On the pseudo-doublet ground state of the non-Kramers compound SrTm2O4 and its frustrated antiferromagnetic interactions

TL;DR

This study investigates the pseudo-doublet ground state of SrTm2O4, revealing distinct magnetic sublattices, frustrated antiferromagnetic interactions, and the system's persistent paramagnetism at low temperatures despite its complex ground state.

Contribution

It provides experimental evidence and theoretical modeling of the magnetic properties and interactions in SrTm2O4, highlighting the role of frustration and anisotropy in its magnetic behavior.

Findings

Distinct single-ion anisotropies for Tm3+ sites

Presence of frustrated antiferromagnetic interactions

System remains paramagnetic at low temperatures

Abstract

Here we present experimental evidence of the pseudo-doublet ground state of the non-Kramers compound SrTm2O4, based on specific heat, magnetic entropy and electron paramagnetic resonance.
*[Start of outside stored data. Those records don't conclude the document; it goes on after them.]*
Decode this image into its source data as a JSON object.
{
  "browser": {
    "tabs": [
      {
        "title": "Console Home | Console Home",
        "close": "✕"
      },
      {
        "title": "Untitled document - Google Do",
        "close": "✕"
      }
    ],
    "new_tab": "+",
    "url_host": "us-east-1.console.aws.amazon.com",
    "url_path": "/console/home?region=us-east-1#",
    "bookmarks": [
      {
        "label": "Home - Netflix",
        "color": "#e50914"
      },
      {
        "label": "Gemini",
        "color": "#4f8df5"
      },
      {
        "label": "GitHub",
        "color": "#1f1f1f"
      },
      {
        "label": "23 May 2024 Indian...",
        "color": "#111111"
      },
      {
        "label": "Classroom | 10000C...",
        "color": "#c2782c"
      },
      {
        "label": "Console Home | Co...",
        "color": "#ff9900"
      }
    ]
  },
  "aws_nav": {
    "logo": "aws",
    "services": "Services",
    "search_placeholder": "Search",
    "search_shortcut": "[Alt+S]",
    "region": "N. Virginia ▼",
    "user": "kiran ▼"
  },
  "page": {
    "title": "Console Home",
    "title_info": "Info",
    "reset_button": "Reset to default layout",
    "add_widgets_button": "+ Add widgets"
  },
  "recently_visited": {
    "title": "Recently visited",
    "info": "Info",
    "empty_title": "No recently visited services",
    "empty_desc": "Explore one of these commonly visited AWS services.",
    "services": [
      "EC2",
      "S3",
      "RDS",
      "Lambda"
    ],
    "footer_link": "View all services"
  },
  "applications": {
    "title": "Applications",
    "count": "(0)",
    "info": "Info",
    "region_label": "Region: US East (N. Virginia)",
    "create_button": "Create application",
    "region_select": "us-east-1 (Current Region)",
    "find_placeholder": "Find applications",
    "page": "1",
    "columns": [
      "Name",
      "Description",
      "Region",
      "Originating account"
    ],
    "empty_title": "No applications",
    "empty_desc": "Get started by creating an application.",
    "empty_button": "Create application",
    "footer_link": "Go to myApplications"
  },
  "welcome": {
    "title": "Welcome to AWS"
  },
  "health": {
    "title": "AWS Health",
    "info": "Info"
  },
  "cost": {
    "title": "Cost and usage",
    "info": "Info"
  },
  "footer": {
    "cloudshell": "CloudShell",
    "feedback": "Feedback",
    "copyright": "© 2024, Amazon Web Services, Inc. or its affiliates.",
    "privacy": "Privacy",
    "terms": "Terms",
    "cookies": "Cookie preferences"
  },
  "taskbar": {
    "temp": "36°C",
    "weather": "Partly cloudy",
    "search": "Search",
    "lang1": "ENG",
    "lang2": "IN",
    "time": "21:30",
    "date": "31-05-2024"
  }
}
We demonstrate that the two crystallographic Tm3+ sites give rise to distinct single-ion anisotropies, and by extension, SrTm2O4 hosts two magnetic sublattices. Inelastic neutron scattering reveals low-lying dispersing crystal-field excitations, which we modelled using an effective charge model and mean field random phase approximation. The extracted magnetic exchange interactions are both antiferromagnetic and frustrated for both chains. Interchain magnetic exchange interactions are negligible. The strength of the magnetic exchange interactions in relation to the size of crystal field gaps, together with the frustration and low dimensionality, force the system to remain paramagnetic down to the lowest experimentally reachable temperature despite the pseudo-doublet nature of its ground state.